Üçüncüsü Oseb kendisini Baklağan gediğinde beş altı tane Kürt kovaladığını ve bu adamların yolu kestiğinden halk korkusundan bu yerden geliş gidiş yapamadığını beyan etmektedir. Olayın incelenmesiyle ve kendisinin getirdiği şahidin şahadetiyle bu olayda uydurma ve iftira olduğu ispat edilmiştir. Her gün kazanın en uzak noktalarından yüzlerce yolcu geldiği halde bir kimsenin bir şikayette bulunmadığı bir taarruza hedef olmadığından bununda uydurma olduğu diğer bir delildir.

Hasılı Oseb’in ve Taşnaksutyun fırkasının “Komitesi Müzakerat Meclisi” azalarıyla İslam ve Hıristiyan arasına bir fesat sokmaya gayret ettikleri ele geçen talimatnamenin maddeleri incelendiğinde anlaşılmakta olup bundan başka Oseb’in özel maddelerinde yazılı fikirler ihtilali hızlandırarak meydana getirmeğe çalıştığı bunun için de bizzat köylerde ve şurada burada dolaşarak İslam ve Hıristiyan ahaliyi galeyana getirecek surette yalan ve uydurma haberler yayıyordu. Bunun yanında Gevaş ahalisi namına sahte telgraflar düzerek ortalığı karıştırmak istediği yapılan sorgulamada anlaşılmıştır.
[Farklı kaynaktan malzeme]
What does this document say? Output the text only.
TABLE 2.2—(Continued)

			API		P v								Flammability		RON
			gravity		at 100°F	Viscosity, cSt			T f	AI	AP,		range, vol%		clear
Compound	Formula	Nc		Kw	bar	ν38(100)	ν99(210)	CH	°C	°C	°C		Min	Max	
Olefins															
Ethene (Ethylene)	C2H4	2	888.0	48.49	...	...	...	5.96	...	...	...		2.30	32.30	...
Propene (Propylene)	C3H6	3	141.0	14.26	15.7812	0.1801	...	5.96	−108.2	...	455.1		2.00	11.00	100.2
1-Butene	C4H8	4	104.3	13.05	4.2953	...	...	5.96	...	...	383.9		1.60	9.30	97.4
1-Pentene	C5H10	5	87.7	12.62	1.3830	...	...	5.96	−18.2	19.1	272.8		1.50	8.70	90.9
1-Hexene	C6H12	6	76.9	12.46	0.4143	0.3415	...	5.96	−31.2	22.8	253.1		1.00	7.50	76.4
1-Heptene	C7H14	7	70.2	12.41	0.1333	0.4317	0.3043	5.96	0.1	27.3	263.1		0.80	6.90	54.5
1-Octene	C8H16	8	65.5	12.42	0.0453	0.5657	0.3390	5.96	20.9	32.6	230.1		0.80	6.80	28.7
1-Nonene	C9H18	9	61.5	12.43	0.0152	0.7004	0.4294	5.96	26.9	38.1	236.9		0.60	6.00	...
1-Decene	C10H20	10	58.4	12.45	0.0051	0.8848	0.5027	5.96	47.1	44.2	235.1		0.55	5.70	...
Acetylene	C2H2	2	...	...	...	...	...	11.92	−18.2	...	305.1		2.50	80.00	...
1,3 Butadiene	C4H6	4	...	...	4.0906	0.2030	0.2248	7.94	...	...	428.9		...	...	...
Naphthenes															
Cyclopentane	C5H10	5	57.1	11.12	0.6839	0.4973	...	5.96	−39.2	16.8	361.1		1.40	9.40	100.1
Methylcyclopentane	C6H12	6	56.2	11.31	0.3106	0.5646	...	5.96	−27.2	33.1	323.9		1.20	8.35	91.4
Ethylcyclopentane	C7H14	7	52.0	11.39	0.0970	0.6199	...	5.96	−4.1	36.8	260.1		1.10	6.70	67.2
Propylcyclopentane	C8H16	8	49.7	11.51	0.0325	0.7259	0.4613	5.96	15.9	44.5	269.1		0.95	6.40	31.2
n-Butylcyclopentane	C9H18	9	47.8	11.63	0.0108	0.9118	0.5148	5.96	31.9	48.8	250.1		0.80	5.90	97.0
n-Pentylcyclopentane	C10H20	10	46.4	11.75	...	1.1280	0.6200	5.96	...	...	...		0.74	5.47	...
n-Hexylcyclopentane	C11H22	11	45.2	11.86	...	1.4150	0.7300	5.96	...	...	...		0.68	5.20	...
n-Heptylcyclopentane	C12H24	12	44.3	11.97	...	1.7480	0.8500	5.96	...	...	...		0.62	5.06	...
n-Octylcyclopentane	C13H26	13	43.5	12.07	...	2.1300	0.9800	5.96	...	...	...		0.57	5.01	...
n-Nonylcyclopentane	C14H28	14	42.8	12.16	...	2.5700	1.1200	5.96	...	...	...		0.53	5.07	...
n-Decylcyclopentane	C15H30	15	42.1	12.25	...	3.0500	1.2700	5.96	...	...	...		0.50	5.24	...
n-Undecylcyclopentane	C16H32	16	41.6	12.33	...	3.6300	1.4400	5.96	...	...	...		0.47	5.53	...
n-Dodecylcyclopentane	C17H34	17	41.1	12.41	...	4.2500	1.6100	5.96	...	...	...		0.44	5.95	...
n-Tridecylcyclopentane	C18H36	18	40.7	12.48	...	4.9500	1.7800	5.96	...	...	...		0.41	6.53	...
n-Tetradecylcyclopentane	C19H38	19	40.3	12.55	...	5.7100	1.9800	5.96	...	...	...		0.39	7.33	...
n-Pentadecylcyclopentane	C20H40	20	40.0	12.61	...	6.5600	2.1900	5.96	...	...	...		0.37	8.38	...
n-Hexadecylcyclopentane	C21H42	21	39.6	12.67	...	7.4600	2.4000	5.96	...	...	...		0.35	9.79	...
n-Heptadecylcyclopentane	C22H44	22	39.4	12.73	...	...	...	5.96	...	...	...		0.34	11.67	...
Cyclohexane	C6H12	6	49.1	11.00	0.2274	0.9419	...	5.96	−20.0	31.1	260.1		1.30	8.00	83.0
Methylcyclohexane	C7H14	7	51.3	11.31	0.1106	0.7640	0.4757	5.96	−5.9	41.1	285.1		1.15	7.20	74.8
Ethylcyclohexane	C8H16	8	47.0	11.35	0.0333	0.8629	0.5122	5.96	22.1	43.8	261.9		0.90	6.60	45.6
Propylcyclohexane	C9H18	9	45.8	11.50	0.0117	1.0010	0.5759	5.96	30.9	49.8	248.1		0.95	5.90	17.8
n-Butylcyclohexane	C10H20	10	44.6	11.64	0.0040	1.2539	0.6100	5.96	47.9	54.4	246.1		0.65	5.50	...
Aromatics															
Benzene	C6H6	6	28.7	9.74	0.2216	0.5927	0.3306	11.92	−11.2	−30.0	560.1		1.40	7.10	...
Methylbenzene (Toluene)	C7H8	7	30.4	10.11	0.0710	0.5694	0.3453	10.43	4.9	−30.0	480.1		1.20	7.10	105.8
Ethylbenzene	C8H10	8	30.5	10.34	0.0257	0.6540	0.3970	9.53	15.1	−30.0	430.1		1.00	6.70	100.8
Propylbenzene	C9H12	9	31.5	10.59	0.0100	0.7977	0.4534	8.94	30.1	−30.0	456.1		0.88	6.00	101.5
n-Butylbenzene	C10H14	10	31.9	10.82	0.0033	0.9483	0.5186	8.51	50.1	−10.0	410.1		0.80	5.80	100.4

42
Ayın 14–17 günlerinde manastırda toplanan “Meclis-i Umumi-i Milli” namı verdikleri azalarından bazılarından da adı geçen muhtevası yalan ve iftira dolu düzmece telgrafla haksız yere kamuoyunu heyecanlandırmaya gayret ettikleri anlaşılmaktadır.

Bundan başka komite meclislerinin ahaliyi hapis ve tazyik ederek cebren para aldıkları  hükümetçe malum ise de korkudan hiçbir kimse resmen hükümete müracaat ve ihbara cesaret edemediğinden olayları takip etmek zorlaşmaktadır. Bu kere Oseb’in cep defterinde yazılanların tercümesinden anlaşıldığına göre dört kişiden nakdi[85] ceza tahsil edildiği anlaşılmakta olup fakat bunların kimler olduğu bilinmediğinden bu yönde daha derin araştırma yapılabilmesi için Van bidayet mahkemesi savcılığına sevki münasip ise de karar sizindir.” 

Gevaş kaymakamlığının Van valiliğine gönderdiği bu yazı üzerine valilik durumu derhal Dahiliye Nezareti’ne bildirmiş, Gevaş’ta tutulan inceleme fezlekesi, kaymakamın yazısı ile yakalanan tutanakların tercümesi gönderilmiş, yakalanan evrakların asılları da ait olduğu mahkemeye tevdi edilmiştir.

Dahiliye nezareti Van’dan gelen bu beklenmedik yazıyı derhal incelemeye almış, 31 Mayıs 1909 da Van’a çekilen bir telgrafta Oseb’in üzerinde yakalanan evrakların asıllarını aceleyle Dersaadet’e gönderilmesi talep edilmiştir.

Van valiliği bu gelişmeleri yakından takip edilmesinden memnunluk duyarak derhal istenen belgeler 2 Haziranda Dahiliye Nezareti’ne gönderdi.[89] Dahiliye nezareti Van’dan gelen yazıları tekrar inceledikten sonra metinlerde dikkate değer bazı fikirlerin olduğunu görmüş ve hükümet ve ya ahaliye karşı isyan şeklinde bir oluşumun olabileceğinden Ermenice metnin itimada şayan birisi tarafından aslına kesinlikle sadık kalınarak harfen tercüme edilmesi için Maarif Nezaretine göndermeğe karar vermiştir.[90] Van’dan gelen Ermenice metin tercüme edilmesi için mahremane bir şekilde Maarif Nezaretine Temmuzda gönderilmiştir.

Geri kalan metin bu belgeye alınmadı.